El sprint final del escrutinio de votos en Estados Unidos sigue. Joe Biden, como se esperaba, ha remontado en los estados de Michigan y Wisconsin. La agencia Associated Press ya le adjudicó el de Wisconsin durante la tarde de este miércoles y caída ya la noche, los medios estadounidenses le otorgaban la victoria en Michigan.

Ganar los 16 votos electorales de Michigan le asegura la victoria, siempre y cuando, eso sí, que mantenga Arizona y Nevada en su columna. Al mismo tiempo, la ventaja del presidente, Donald Trump, se ha reducido a solo 3.000 votos en el estado de Georgia, a medida que los colegios de la capital, Atlanta, van emitiendo sus resultados. Atlanta, una ciudad con una importante población afroamericana, es el principal granero de votos del Partido Demócrata. Entretanto, en Pensilvania, Trump lleva 700.000 votos más que Biden. Pero en ese estado faltan todavía muchos votos por contar.

“Deben ser contados todos los votos”, ha insistido Joe Biden, en un discurso desde Wilmington (Delaware) en el que se ha mostrado confiado de adjudicarse la Presidencia y asegurando que los estadounidenses “no serán silenciados”. “Está claro que estamos ganando en suficientes estados como para ganar la Presidencia”, ha añadido antes de precisar que no estaba declarando su victoria, pero que cree que ganará una vez que se cuenten todas las papeletas. “He hecho campaña como demócrata, pero gobernaré como presidente americano”, ha declarado en una intervención este miércoles por la noche.

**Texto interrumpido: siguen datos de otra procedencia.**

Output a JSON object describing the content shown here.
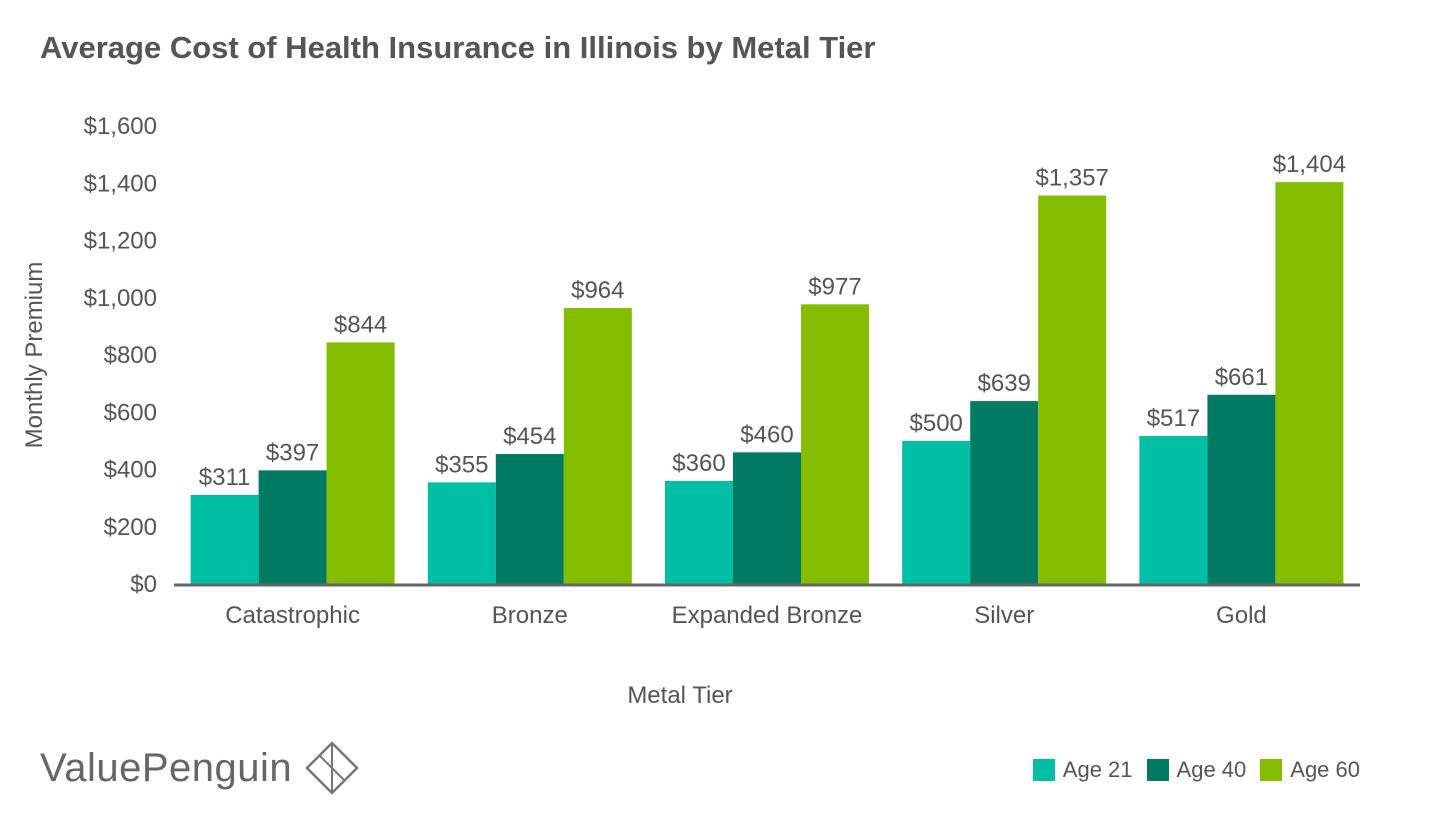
{
  "chart_data": {
    "type": "bar",
    "title": "Average Cost of Health Insurance in Illinois by Metal Tier",
    "xlabel": "Metal Tier",
    "ylabel": "Monthly Premium",
    "ylim": [
      0,
      1600
    ],
    "yticks": [
      0,
      200,
      400,
      600,
      800,
      1000,
      1200,
      1400,
      1600
    ],
    "ytick_labels": [
      "$0",
      "$200",
      "$400",
      "$600",
      "$800",
      "$1,000",
      "$1,200",
      "$1,400",
      "$1,600"
    ],
    "categories": [
      "Catastrophic",
      "Bronze",
      "Expanded Bronze",
      "Silver",
      "Gold"
    ],
    "series": [
      {
        "name": "Age 21",
        "color": "#00BFA5",
        "values": [
          311,
          355,
          360,
          500,
          517
        ],
        "labels": [
          "$311",
          "$355",
          "$360",
          "$500",
          "$517"
        ]
      },
      {
        "name": "Age 40",
        "color": "#007A63",
        "values": [
          397,
          454,
          460,
          639,
          661
        ],
        "labels": [
          "$397",
          "$454",
          "$460",
          "$639",
          "$661"
        ]
      },
      {
        "name": "Age 60",
        "color": "#84BC00",
        "values": [
          844,
          964,
          977,
          1357,
          1404
        ],
        "labels": [
          "$844",
          "$964",
          "$977",
          "$1,357",
          "$1,404"
        ]
      }
    ],
    "legend_position": "bottom-right",
    "grid": false
  },
  "brand": {
    "name": "ValuePenguin",
    "logo_icon": "diamond-logo-icon"
  }
}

Con los estados clave de Michigan y Wisconsin, el candidato demócrata concentraría a esta hora 264 votos electorales frente a los 214 que cosecharía Trump.

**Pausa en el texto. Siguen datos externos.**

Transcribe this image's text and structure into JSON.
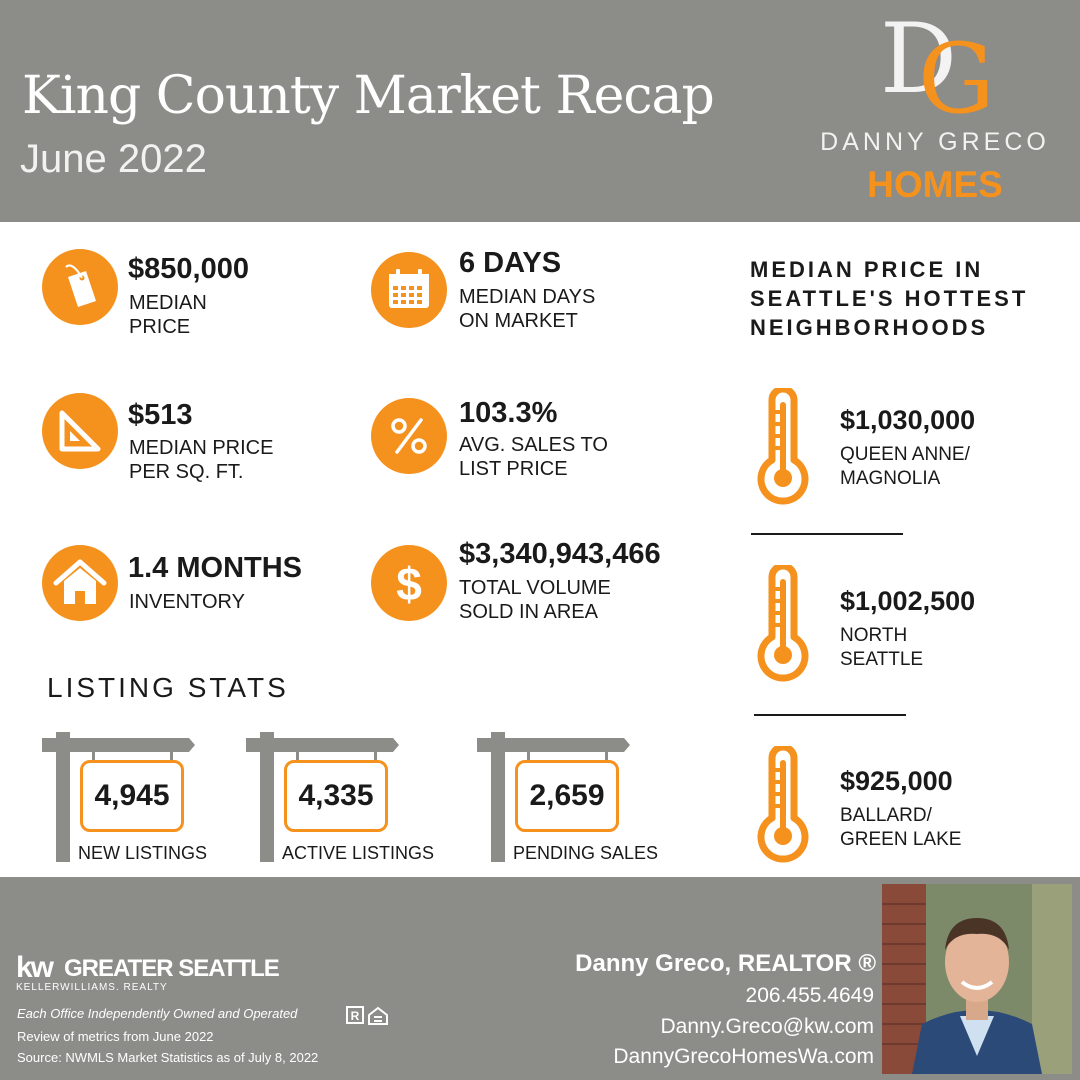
{
  "header": {
    "title": "King County Market Recap",
    "subtitle": "June 2022",
    "logo_monogram": "DG",
    "logo_name": "DANNY GRECO",
    "logo_homes": "HOMES"
  },
  "stats": [
    {
      "value": "$850,000",
      "label1": "MEDIAN",
      "label2": "PRICE",
      "icon": "price-tag-icon"
    },
    {
      "value": "6 DAYS",
      "label1": "MEDIAN DAYS",
      "label2": "ON MARKET",
      "icon": "calendar-icon"
    },
    {
      "value": "$513",
      "label1": "MEDIAN PRICE",
      "label2": "PER SQ. FT.",
      "icon": "set-square-icon"
    },
    {
      "value": "103.3%",
      "label1": "AVG. SALES TO",
      "label2": "LIST PRICE",
      "icon": "percent-icon"
    },
    {
      "value": "1.4 MONTHS",
      "label1": "INVENTORY",
      "label2": "",
      "icon": "house-icon"
    },
    {
      "value": "$3,340,943,466",
      "label1": "TOTAL VOLUME",
      "label2": "SOLD IN AREA",
      "icon": "dollar-icon"
    }
  ],
  "listing": {
    "heading": "LISTING STATS",
    "items": [
      {
        "value": "4,945",
        "label": "NEW LISTINGS"
      },
      {
        "value": "4,335",
        "label": "ACTIVE LISTINGS"
      },
      {
        "value": "2,659",
        "label": "PENDING SALES"
      }
    ]
  },
  "neighborhoods": {
    "heading_line1": "MEDIAN PRICE IN",
    "heading_line2": "SEATTLE'S HOTTEST",
    "heading_line3": "NEIGHBORHOODS",
    "items": [
      {
        "price": "$1,030,000",
        "name1": "QUEEN ANNE/",
        "name2": "MAGNOLIA"
      },
      {
        "price": "$1,002,500",
        "name1": "NORTH",
        "name2": "SEATTLE"
      },
      {
        "price": "$925,000",
        "name1": "BALLARD/",
        "name2": "GREEN LAKE"
      }
    ]
  },
  "footer": {
    "kw_mark": "kw",
    "kw_office": "GREATER SEATTLE",
    "kw_company": "KELLERWILLIAMS. REALTY",
    "office_note": "Each Office Independently Owned and Operated",
    "review_note": "Review of metrics from June 2022",
    "source_note": "Source: NWMLS Market Statistics as of July 8, 2022",
    "agent_name": "Danny Greco, REALTOR ®",
    "phone": "206.455.4649",
    "email": "Danny.Greco@kw.com",
    "website": "DannyGrecoHomesWa.com"
  },
  "colors": {
    "accent": "#f5921e",
    "gray": "#8c8c88",
    "text": "#1a1a1a"
  }
}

Entretanto, Trump ha vuelto a redoblar sus acusaciones de fraude. Esta vez, de la forma más previsible, con un tuit en el que culpa a la oposición de haber alterado el recuento de los votos en Michigan y Wisconsin, dos estados en los que iba ganando. El tuit de Trump obvia que en Arizona ha reducido considerablemente su desventaja en relación a Biden, o que en Nevada está yendo mucho mejor de lo que preveían las encuestas, y que aún tiene posibilidades. Si Trump ganara en Nevada, toda la carrera volvería a quedar, una vez más, patas arriba.

Por el momento, el presidente no ha cumplido la amenaza, formulada ayer a las dos y media de la madrugada, de llevar al Tribunal Supremo el escrutinio de los votos para que éste sea suspendido. En todo caso, las posibilidades de éxito de esa petición serían nulas. Solo en el caso de Pensilvania, el tribunal ha declarado que podría intervenir esta semana. En el resto de los estados en liza, no hay ninguna controversia acerca de la continuidad del recuento.

Sin embargo, en un tuit se ha autoproclamado ganador en Pensilvania, Georgia, Carolina del Norte y Michigan, pese a que el escrutinio aún está activo en los primeros estados, mientras el último se ha adjudicado ya a su rival.

Además, su campaña ha vaticinado que podrá proclamar una victoria en las elecciones el viernes, a pesar de haber presentado demandas en Pensilvania y Michigan y exigido un recuento en Wisconsin. “Para finales de esta semana, quedará claro a todo este país que el presidente Trump y el vicepresidente (Mike) Pence serán reelegidos durante otros cuatro años”, ha dicho a Efe Jason Miller, asesor de la campaña de Trump, durante una llamada con periodistas en la que no admitió preguntas.